Remarks by the Minister of Education, Naledi Pandor MP, at the handing over of the Community-Higher Education Service Partnership (CHESP) from JET to the Council on Higher Education (CHE), Johannesburg.
9 September 2008
Dr Nick Taylor: CEO of JET Education Services
Dr Cheryl de la Ray: CEO of the Council on Higher Education
It's a pleasure to be part of this important occasion, the handover of Community-Higher Education Service Partnership (CHESP) from JET Education Services (JET) to the Council on Higher Education (CHE).
JET created CHESP in response to government's 1997 White Paper on higher education.
Since then CHESP has worked closely with the Department of Education and the Higher Education Quality Committee of the CHE to advance community engagement in South African higher education institutions.
CHESP has been seminal in making community engagement an integral part of teaching and research – a mechanism to enrich teaching and research with a deeper sense of context, locality and application.
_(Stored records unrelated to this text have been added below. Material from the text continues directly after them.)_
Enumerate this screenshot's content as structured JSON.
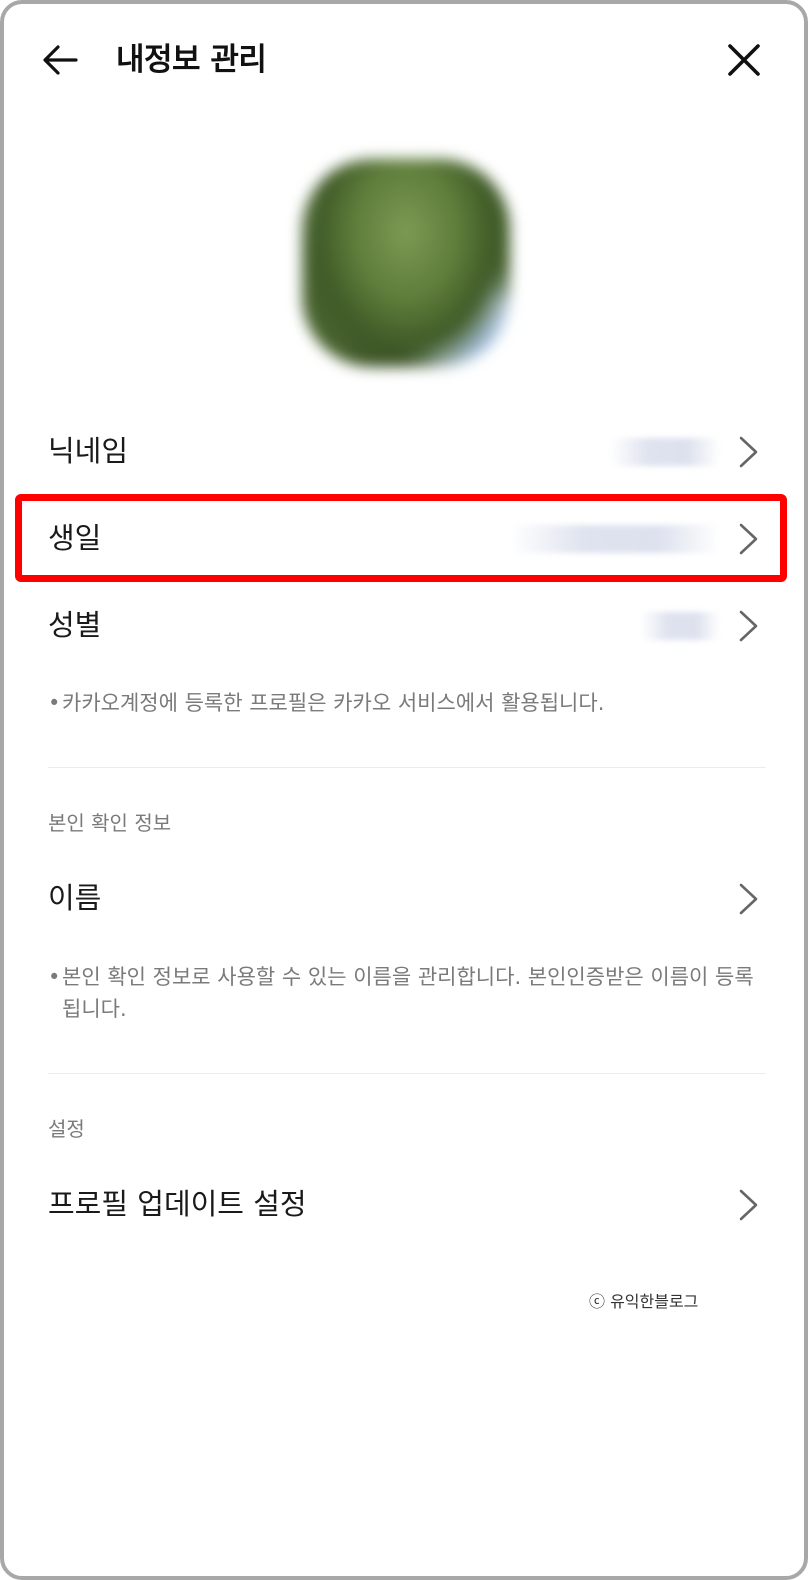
{
  "header": {
    "title": "내정보 관리",
    "back_icon": "arrow-left-icon",
    "close_icon": "close-icon"
  },
  "profile_rows": [
    {
      "label": "닉네임"
    },
    {
      "label": "생일"
    },
    {
      "label": "성별"
    }
  ],
  "profile_note": "카카오계정에 등록한 프로필은 카카오 서비스에서 활용됩니다.",
  "identity_section": {
    "title": "본인 확인 정보",
    "rows": [
      {
        "label": "이름"
      }
    ],
    "note": "본인 확인 정보로 사용할 수 있는 이름을 관리합니다. 본인인증받은 이름이 등록됩니다."
  },
  "settings_section": {
    "title": "설정",
    "rows": [
      {
        "label": "프로필 업데이트 설정"
      }
    ]
  },
  "watermark": "ⓒ 유익한블로그",
  "colors": {
    "highlight": "#ff0000",
    "text": "#1a1a1a",
    "muted": "#7a7a7a",
    "divider": "#ececec"
  }
}
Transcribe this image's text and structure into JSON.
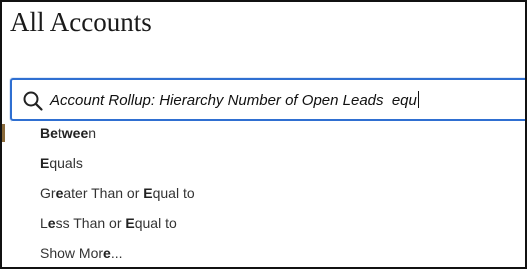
{
  "page": {
    "title": "All Accounts"
  },
  "search": {
    "value": "Account Rollup: Hierarchy Number of Open Leads  equ",
    "icon": "search-icon"
  },
  "dropdown": {
    "options": [
      {
        "label": "Between",
        "highlight": [
          "Be",
          "t",
          "wee",
          "n"
        ]
      },
      {
        "label": "Equals"
      },
      {
        "label": "Greater Than or Equal to"
      },
      {
        "label": "Less Than or Equal to"
      },
      {
        "label": "Show More..."
      }
    ]
  },
  "colors": {
    "focus_border": "#2f6fd1",
    "frame": "#111111"
  }
}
Along with this change in perception, the terminology used in community engagement has shifted from “community service” to “knowledge based community service” to “community engagement” and to the current “scholarship of engagement”.
CHESP was innovative in identifying service learning as the entry point into community engagement.
CHESP supported the conceptualization, implementation, and, evaluation of 256 accredited academic courses, in 39 different academic disciplines, in 12 higher education institutions. These courses served as a basis for generating data that inform higher education policy and practice at national, institutional and programmatic level.
I hope through this intervention, our institutions will produce better engineers and better architects and better mathematicians - responsive to the needs of communities including those in the rural hinterlands.
Teaching, research and community outreach is what universities do. Politicians look on this trilogy in utilitarian terms. You'd be surprised if we didn't. Universities produce graduates, ideas, and wealth. All of us want more graduates, better ideas and greater wealth. Yet those who work in universities seldom take a purely utilitarian view of what they do. Some of them revere the pursuit of truth and beauty on non-utilitarian terms, especially now that we live in a world fundamentally determined by human rights.
In 1997 Lord Dearing reviewed the higher education system in the UK and he suggested that universities should not only “do” teaching, research and community engagement. He suggested that universities should have a fourth purpose. He suggested that universities should have a social goal. In fact, he said that universities should “ play a major role in shaping a democratic, civilized, inclusive society ”.
One way in which they can pursue the social goal of an inclusive and democratic society is by strengthening the voluntary social groups that make up civil society. I don't just mean churches and self-help groups organized on the internet. I mean trade unions, professional associations, and political parties. These three voluntary groups have a crucial role to play in balancing the power of the state.1
I think universities can do more in the field of education itself. I was very pleased to hear from the new VC at UCT, Dr Max Price, that UCT was going to give special attention to schooling . It is no longer good enough for universities to say that schooling is not their problem and that they are not in the business of remedial teaching. It is time for a sea change in the scale of support that universities should direct towards the school sector.
I would certainly want universities to establish direct relationships with schools and communities. I would encourage them to set up partnerships. The aim would be to increase the number of learners qualified to go to university. To do this, universities need to adopt schools and communities. Some do I know. All should. This is not something that corporates can do alone.
In the late 1990s most South African universities had a wide range of community services projects. Yet there was no systematic audit of these activities.
CHESP has helped universities to audit their programmes. This has assisted these institutions to develop a typology of community engagement activities and to use the data to inform the development of an institution-wide policy and strategy for community engagement.
Community engagement is no longer on the margins of academic life in our universities. It is located in the DVCs' office in some of the institutions. It is to be found in the introduction of short course in service learning for new academics and student leaders. And it is also included in some of the post-graduate modules in higher education and orientation programmes.
Through CHESP, we have made significant progress in the field of community engagement.
I am pleased to see that the CHESP audit work has also informed the HEQC's criteria for programme accreditation and institutional audits.
It is therefore appropriate that this good work should find its new home in the HEQC. There is already synergy developed between the CHESP's work and the HEQC work.2
I would like to thank JET and Jo Lazarus for pioneering the community engagement project in higher education. CHESP leaves a rich legacy of awareness of community engagement that will benefit many in the years to come.
I thank you
1Stephen Schwartz, “ More than a burger joint ”, The Australian , 7 May 2008
2Karen MacGregor “ South Africa: engaging developments on the up ” 24 February 2008. “Community engagement has been embedded in South Africa 's higher education quality assurance system as a core function that universities must systematically develop and describe in institutional audits, along with teaching and research. Next month, universities will attend a World Bank and government-hosted workshop to brainstorm ideas, encourage collaboration on and develop a framework for community engagement.”